KSTP Slapped With $1M Defamation Verdict
A holistic healer who sued KSTP-TV for defamation has reportedly been awarded $1 million in compensatory damages, representing what's believed to be the largest verdict ever in a Minnesota defamation suit.
A Dakota County jury made the award Friday after a weeklong trial, according to the Star Tribune. Jurors opted not to issue a punitive award.
Attorney Paul Hannah, who represented KSTP, told the Minneapolis newspaper that he expects KSTP to appeal the verdict and file motions to get it reduced or overturned. Hannah was unsure whether KSTP would issue a statement regarding the verdict.

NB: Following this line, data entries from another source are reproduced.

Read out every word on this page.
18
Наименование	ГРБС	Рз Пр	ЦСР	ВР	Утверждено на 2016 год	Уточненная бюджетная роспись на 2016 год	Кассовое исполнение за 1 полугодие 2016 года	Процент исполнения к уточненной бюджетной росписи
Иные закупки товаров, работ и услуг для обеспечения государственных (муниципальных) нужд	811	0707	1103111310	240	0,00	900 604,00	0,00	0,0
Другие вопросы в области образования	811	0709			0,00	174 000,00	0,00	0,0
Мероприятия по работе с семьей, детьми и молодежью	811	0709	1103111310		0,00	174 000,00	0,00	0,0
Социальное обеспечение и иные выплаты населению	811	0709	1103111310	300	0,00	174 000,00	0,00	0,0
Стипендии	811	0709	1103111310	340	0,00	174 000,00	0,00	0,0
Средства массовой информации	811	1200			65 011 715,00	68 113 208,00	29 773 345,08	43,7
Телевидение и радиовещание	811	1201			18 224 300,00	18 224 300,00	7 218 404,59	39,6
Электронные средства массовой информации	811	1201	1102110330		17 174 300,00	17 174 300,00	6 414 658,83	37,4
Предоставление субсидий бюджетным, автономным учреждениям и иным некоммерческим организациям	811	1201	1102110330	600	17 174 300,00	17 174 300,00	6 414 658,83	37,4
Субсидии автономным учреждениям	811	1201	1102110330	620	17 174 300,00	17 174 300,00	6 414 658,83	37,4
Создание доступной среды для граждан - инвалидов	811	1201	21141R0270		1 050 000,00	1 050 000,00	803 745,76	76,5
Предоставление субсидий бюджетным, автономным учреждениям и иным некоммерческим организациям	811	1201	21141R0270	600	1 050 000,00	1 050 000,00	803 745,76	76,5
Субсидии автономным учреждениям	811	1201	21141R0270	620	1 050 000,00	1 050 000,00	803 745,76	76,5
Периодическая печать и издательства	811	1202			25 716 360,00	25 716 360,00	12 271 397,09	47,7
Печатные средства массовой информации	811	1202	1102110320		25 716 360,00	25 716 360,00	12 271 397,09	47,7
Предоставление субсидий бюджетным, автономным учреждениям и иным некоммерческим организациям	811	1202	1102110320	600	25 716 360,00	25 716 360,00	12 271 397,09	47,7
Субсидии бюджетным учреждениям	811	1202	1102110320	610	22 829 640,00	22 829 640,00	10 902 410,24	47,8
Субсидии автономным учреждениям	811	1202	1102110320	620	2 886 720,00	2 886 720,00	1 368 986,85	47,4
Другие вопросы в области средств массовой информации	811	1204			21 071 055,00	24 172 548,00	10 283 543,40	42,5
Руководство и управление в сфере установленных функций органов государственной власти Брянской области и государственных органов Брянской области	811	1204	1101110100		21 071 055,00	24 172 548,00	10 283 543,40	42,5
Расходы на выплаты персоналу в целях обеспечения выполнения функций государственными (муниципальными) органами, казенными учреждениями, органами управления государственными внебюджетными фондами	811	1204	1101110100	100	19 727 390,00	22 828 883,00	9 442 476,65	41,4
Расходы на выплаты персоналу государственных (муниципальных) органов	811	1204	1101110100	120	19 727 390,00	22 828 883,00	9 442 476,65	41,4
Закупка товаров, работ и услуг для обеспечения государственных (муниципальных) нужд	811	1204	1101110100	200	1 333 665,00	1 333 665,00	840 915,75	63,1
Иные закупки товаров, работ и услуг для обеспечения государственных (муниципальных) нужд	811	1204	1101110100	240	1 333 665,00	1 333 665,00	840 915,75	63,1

The suit stems from a 2009 story that KSTP-Channel 5 in the Twin Cities-aired about the treatment that Hudson, Wisconsin naturopathy doctor Susan Anderson provided to former patient Cheryl Blaha.
According to the Star Tribune, KSTP reported that Anderson, who was known at the time as Susan Wahl, had “de-prescribed” anti-anxiety medication to Blaha. Blaha then told KSTP in interviews that she had tried to commit suicide as a result of Anderson having weaned her of the medicine.
The suit filed by Anderson claimed that medical records indicated that Blaha's own medical doctor had reduced her medication and that there was no proof of the alleged suicide attempt, Anderson's lawyer, Patrick Tierney, told the Star Tribune. He said that a week after the alleged suicide attempt, Blaha met with her doctor and didn't mention it.
“KSTP bought [Blaha's story] hook, line, and sinker, and that's what this case was about,” Tierney said, later adding that KSTP “created a report instead of reporting on something.”
Anderson claimed in a memorandum in support of the suit that KSTP “knew that the story . . . was false” based on many pages of medical records dating back to 2007.
Citing Tierney, the Star Tribune reported that the jury awarded Anderson about $100,000 for lost earnings, past and future, and $900,000 for damage to her reputation that was caused by KSTP's story.
Cheryl and Eric Blaha were reportedly named as defendants in Anderson's suit, but the jury found that they weren't liable for monetary damages.